Fantasmas que ainda temo
Morte, sedutor silêncio,
Sempre a minha volta...
O que queres de mim?


A tua morada,
Eu já sei, vivi,
Convida-me..
Porque ainda recuso?
O que tenho a perder?


Fantasia...
Ainda me és valiosa
Me ligas ao mundo
Até enquanto não vem:
os passáros negros,
os abuteres,
o gemido dos enforcados...


E aí, tudo passa a ser
O meu corpo
O meu ser,


Dor, sofrimento,
gozas de mim
gozas em mim
Eu sofro e sinto
O que queres de mim?


Morcegos a morte
O que queres de mim?


Minha fuga é tua,
Meu silêncio também
Não fugo mais,
Vejo, sinto e sofro, só!


Estranhos ruidos,
Cheiros fétidos,
Corpos descarnados,
O que queres de mim?
Porque me cercas assim?


Alma humana, aonde estás?
Socorre-me!
Não vês que me sinto perdido?
Aonde estão os meus irmãos?
Aonde estão os meus amigos?
Ninguém para ouvir-me?


Inútil, ninguém me escuta
por mais que um dia!
Ah, hipocrisia, como me feres
Fazendo-me sorrir!


Estranhos demônios,
Se me segues tanto
Leva-me de vez!
Dize-me de uma vez!
O que queres de mim?
Ah!
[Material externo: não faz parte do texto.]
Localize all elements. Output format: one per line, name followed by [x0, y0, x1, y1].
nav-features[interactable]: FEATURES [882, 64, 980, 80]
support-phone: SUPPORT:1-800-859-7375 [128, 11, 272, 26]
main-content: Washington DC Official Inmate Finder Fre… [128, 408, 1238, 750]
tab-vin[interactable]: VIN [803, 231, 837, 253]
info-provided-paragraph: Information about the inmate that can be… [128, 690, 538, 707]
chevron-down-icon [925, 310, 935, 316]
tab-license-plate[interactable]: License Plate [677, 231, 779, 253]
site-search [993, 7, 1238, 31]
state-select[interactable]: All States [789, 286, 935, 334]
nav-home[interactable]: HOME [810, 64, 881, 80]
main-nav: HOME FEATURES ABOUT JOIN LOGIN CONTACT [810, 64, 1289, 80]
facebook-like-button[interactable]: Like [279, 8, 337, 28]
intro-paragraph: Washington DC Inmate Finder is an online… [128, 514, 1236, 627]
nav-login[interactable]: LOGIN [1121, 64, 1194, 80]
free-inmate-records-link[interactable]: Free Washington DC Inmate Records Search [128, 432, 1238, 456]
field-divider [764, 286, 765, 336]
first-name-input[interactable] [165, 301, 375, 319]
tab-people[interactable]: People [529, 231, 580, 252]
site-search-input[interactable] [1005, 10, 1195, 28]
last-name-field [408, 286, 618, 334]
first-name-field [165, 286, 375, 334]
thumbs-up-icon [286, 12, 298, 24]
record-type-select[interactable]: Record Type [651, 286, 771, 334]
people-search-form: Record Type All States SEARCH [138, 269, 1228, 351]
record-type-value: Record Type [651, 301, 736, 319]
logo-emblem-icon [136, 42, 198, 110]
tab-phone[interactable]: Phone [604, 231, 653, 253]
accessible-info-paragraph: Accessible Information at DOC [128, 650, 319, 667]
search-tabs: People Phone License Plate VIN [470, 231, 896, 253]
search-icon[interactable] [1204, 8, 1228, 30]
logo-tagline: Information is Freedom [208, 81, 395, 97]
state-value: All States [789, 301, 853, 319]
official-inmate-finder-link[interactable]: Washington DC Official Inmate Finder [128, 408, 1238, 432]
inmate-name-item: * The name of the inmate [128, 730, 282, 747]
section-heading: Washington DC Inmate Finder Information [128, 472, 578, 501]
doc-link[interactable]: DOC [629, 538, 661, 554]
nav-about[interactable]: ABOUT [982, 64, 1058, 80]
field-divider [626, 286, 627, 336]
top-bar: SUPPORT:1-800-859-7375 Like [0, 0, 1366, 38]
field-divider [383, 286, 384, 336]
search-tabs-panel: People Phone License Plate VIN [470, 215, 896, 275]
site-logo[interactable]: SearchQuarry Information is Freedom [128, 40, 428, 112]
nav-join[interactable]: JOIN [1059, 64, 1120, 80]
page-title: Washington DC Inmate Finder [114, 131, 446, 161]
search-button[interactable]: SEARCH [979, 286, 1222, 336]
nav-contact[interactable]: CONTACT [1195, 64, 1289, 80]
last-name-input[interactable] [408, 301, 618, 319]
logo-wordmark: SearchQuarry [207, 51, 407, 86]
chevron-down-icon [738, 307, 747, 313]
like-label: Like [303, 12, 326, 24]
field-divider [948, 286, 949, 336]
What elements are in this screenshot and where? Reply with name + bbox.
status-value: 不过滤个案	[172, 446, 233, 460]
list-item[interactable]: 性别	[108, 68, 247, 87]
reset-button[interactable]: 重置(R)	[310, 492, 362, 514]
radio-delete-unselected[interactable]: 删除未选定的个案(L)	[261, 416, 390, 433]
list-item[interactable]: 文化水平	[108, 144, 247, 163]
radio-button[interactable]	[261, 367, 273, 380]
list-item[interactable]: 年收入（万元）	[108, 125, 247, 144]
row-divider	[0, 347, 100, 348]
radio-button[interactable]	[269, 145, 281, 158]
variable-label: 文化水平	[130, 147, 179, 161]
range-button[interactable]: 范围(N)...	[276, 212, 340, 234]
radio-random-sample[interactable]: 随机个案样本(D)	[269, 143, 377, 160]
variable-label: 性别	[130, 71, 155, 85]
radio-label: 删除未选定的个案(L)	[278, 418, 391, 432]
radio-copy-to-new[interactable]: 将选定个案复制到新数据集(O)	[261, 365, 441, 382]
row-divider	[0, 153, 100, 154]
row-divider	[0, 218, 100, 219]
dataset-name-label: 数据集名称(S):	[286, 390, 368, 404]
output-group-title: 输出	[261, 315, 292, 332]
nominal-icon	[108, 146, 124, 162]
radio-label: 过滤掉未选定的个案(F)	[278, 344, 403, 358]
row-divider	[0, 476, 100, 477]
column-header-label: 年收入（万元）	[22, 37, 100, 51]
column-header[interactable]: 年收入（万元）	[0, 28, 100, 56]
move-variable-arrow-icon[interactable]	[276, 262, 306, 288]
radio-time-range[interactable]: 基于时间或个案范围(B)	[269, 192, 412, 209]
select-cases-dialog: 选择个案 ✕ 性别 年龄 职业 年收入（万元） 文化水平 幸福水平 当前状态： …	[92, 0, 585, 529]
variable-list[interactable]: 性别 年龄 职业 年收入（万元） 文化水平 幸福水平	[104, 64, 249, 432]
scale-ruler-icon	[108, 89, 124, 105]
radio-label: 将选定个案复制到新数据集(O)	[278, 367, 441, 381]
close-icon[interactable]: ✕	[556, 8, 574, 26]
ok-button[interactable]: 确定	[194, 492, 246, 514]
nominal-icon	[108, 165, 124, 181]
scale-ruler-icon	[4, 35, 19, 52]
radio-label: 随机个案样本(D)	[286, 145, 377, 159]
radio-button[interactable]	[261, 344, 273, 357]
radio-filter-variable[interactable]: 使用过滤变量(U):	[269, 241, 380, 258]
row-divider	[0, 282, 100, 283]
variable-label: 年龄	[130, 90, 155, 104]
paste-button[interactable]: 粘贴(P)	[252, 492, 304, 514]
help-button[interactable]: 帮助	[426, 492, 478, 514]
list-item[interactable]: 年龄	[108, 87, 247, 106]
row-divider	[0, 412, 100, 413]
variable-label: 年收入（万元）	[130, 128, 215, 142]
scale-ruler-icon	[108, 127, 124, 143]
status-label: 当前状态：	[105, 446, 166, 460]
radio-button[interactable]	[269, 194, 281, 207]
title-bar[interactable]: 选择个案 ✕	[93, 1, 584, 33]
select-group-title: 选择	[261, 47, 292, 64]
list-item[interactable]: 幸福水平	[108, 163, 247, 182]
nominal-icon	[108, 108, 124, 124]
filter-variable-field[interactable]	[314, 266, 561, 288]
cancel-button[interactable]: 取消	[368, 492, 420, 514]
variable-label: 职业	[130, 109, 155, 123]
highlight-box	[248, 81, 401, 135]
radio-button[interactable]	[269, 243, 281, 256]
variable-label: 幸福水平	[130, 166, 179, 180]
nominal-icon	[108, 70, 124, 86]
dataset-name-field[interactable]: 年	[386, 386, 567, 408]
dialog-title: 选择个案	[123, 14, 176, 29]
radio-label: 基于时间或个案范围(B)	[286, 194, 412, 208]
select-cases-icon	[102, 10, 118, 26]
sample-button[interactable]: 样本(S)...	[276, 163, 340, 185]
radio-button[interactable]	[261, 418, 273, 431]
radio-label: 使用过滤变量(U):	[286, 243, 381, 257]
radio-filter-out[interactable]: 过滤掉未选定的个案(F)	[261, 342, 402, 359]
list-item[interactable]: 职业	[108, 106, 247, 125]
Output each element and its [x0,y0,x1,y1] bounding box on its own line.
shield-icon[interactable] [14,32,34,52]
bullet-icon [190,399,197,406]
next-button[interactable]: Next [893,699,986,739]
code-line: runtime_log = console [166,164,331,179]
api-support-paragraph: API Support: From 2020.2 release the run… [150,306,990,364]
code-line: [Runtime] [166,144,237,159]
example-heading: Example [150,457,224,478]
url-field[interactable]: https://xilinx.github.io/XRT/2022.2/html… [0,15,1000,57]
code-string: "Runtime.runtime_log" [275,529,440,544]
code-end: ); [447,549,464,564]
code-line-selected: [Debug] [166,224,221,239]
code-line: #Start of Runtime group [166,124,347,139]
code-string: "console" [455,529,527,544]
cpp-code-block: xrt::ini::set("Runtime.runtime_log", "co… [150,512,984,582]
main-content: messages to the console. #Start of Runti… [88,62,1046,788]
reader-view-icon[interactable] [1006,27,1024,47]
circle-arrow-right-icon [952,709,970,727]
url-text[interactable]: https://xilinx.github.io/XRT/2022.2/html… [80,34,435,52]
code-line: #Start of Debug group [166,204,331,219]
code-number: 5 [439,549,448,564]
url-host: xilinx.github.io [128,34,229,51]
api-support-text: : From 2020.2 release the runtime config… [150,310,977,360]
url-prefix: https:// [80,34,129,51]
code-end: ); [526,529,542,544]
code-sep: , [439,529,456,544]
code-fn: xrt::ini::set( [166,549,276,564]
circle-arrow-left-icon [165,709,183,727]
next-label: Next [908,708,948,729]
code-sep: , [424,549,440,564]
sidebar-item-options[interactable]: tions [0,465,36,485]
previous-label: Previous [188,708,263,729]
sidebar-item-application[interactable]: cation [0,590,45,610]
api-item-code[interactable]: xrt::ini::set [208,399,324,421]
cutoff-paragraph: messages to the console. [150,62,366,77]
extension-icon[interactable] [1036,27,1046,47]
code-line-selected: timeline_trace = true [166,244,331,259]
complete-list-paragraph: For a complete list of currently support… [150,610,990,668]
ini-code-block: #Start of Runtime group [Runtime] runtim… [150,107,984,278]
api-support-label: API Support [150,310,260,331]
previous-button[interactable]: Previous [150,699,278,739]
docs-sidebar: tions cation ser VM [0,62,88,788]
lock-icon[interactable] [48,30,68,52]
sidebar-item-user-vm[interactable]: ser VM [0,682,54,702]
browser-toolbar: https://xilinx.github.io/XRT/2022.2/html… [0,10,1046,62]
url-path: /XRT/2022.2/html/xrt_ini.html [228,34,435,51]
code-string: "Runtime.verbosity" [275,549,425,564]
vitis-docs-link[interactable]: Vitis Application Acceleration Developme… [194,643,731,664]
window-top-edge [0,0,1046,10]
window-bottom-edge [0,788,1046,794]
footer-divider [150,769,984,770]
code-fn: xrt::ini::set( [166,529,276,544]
Deus! Adeus,


Penso, luto e me embriago
Para não Ter que enxergar
Meu atroz destino!
Louco, louco, louco!


Diria qualquer um
Que me escutasse
Nesta dor, neste desatino...
Mil vezes louco


Preferia ser
a continuar enfrentando
a sanidade em silêncio!
Escuridão, puro vazio
de um vivo morto,


de um vivo em negro,
Morto por não se sentir vivo
E vivo por não Ter ainda morrido!
E se ainda estou no mundo


dos vivos,
É porque falo aquilo
Que eles querem ouvir!


Até quando?
Até quando irei resistir?
Até quando suportarei
esta dor e este inferno?


Vale dos enforcados,
Como me és sedutor!
A Minha morte está aí,
E em outros lugares também...


Na queda livre do nono andar,
Na bala perdida de um marginal,
No atropelamento de cada dia,
No revólver do irmão querido,


E no imprevisível desfalecer...
Não sou mais vivo, sou morto
Eu sei, espero apenas a minha hora
Para poder silenciar


Pois se eu sobesse um pouco a mais
Eu aqui já não estaria..
Coragem! Coragem!
Coragem para morrer!
O teu dia chegará
E tudo estará acabado...


Nuvens negras...tempestade!
Retrato de todos nós
É assim que vejo
Cada um que admiro!


Escrevo meu próprio relato
Como um cadaver que se ergue
Da tumba para recontar sua mísera história...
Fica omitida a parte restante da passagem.